Thursday, July 03, 2003

Creation and Science -- Part 1

In the early months of 1988, I was reading the Computer Recreations column of Scientific American. At that time, the writer of the column was A. K. Dewdney. On this particular month, he reviewed Richard Dawkin's The Blind Watchmaker, wherein Dawkins described a computer program that he wrote that morphed a figure from generation to generation. The program showed the diversity of figures possible after only a few iterations. Dewdney followed Dawkins with a more simple programming example that his readers could use. Dewdney's computer program employed some simple genetic programming techniques applied to the length of a dinosaur's neck from generation against the height of a tree containing said dinosaur's favorite food. Running the program showed how the both sides constantly adjusted to keep fed or avoid being eaten. 

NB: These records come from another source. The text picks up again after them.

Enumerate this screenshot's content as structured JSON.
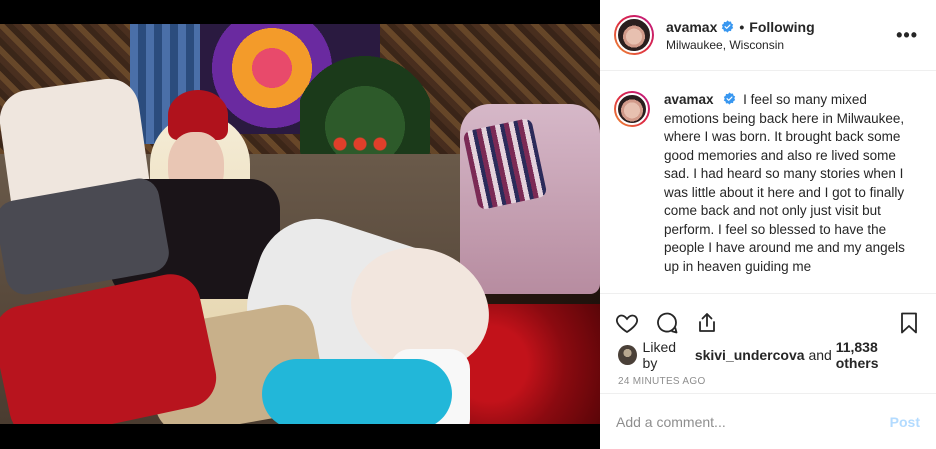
{
  "post": {
    "username": "avamax",
    "follow_status": "Following",
    "location": "Milwaukee, Wisconsin",
    "caption": "I feel so many mixed emotions being back here in Milwaukee, where I was born. It brought back some good memories and also re lived some sad. I had heard so many stories when I was little about it here and I got to finally come back and not only just visit but perform. I feel so blessed to have the people I have around me and my angels up in heaven guiding me",
    "likes": {
      "prefix": "Liked by",
      "liker": "skivi_undercova",
      "joiner": "and",
      "others": "11,838 others"
    },
    "timestamp": "24 MINUTES AGO"
  },
  "comment": {
    "placeholder": "Add a comment...",
    "post_label": "Post"
  },
  "icons": {
    "more": "more-options-icon",
    "like": "heart-icon",
    "comment": "comment-bubble-icon",
    "share": "share-icon",
    "save": "bookmark-icon",
    "verified": "verified-badge-icon"
  },
  "colors": {
    "verified": "#3897f0",
    "post_button_disabled": "#b3dbff",
    "muted_text": "#8e8e8e"
  }
}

Since I am no stranger to programming, I wrote a letter to Scientific American showing the shortfalls of his and Dawkin's programs. Although they purported to show evolution in action, they only demonstrated micro-evolution: change within the same species. For macro-evolution to occur, there needs to be an increase in information content. How do you increase information content by random actions? Both Dawkins and Dewdney had demonstrated micro-evolution, which is only a variation of existing information. To my surprise, A. K. Dewdney published a portion of my letter in a later column that year. The quote identified me as a programmer working for the IBM corporation. 

Unbeknown to me at the time, Stan Kurzban, who also worked for IBM, was very upset at Scientific American for publishing those sentences. He wrote to several others correspondents with the "bad news." He also complained directly to Scientific American. One of those other correspondents, contacted me and invited me to join their dialog about evolution. For the next three years, until IBM's downsizing scattered us, we carried on this dialog. I can only remember 3 out of the 4 other names. Here were the members: moving from belief in God and unbelief in evolution to unbelief in God and belief in evolution, you had:

  1. Don Curtis (Me)
  2. The man who invited me to join and whose name escapes me.
  3. Shirley Ulrich
  4. Jim Rogers
  5. Stan Kurzban

Members 1 through 4 called themselves Christians. Stan was an avowed atheist. Shirley and Jim both belonged to the American Scientific Affliliation (ASA). What is important, as far as this blog is concerned, is that I held my own in the discussion. We had respect for each others ideas, and I scored some points on occasion, as did the others. Towards the end, Stan would even state that he was no longer offended that I quoted scripture.

One reason that I maintained credibility with this group is that I knew better than to use material from groups like the Institute for Creation Research. It is not that I believed in an old earth vs. a young earth. It was that the work of Henry Morris, Duane Gish, and others was sloppy.

For example, years earlier, I had read The Genesis Flood. Although it contained some interesting and thought provoking ideas, the one thing that struck me was the inclusion of photographs of man-tracks in the same strata as dinosaur tracks. The pictures reminded me of "big foot" and 'loch ness monster" photographs. They were neither clear nor convincing. By 1985, after much prodding, ICR finally admitted that they might be wrong, but "continued research is in order." What to me was deniable from the original photographs is something to which ICR still clings today. The simple emerging truth is that the prints are those of another dinosaur. The Genesis Flood had to make the man who had made the tracks to be a giant, because of their larger than normal size. It would have been a simple matter to have dropped the claim altogether.

Other examples of sloppy work involve the thickness of moon dust as an indicator of a young universe, and the dramatic slowing in the speed of light used to explain cosmic distances.

I would ask myself, "Do these people not see that to promote ideas that go against the mainstream requires better and more meticulous work?" They were too quick to declare victory; too quick to label alternant ideas as morally defective.

When high school science fell on my shoulders in the home education of our boys, I would point out the faulty analysis and assumptions in the Bob Jones and A Beka science text books. The best that I could tell them was that science might one day support a 7x24 creation week, but that the creation scientists were not likely to get us there. They under-estimated the strength of the opposing arguments, and were too quick to ascribe moral failure to those who disagreed with their position. I wanted my sons to have a faith that transcended the need for creation-science. One that could acknowledge the problems and realize that they need not be fatal.

My own personal opinion, for years, was that science would one day find itself in a bind and come face to face with a young universe. Given the nature of scientific change, perhaps that might happen some day.

Discovering the Anthropic Principle began to change my mind.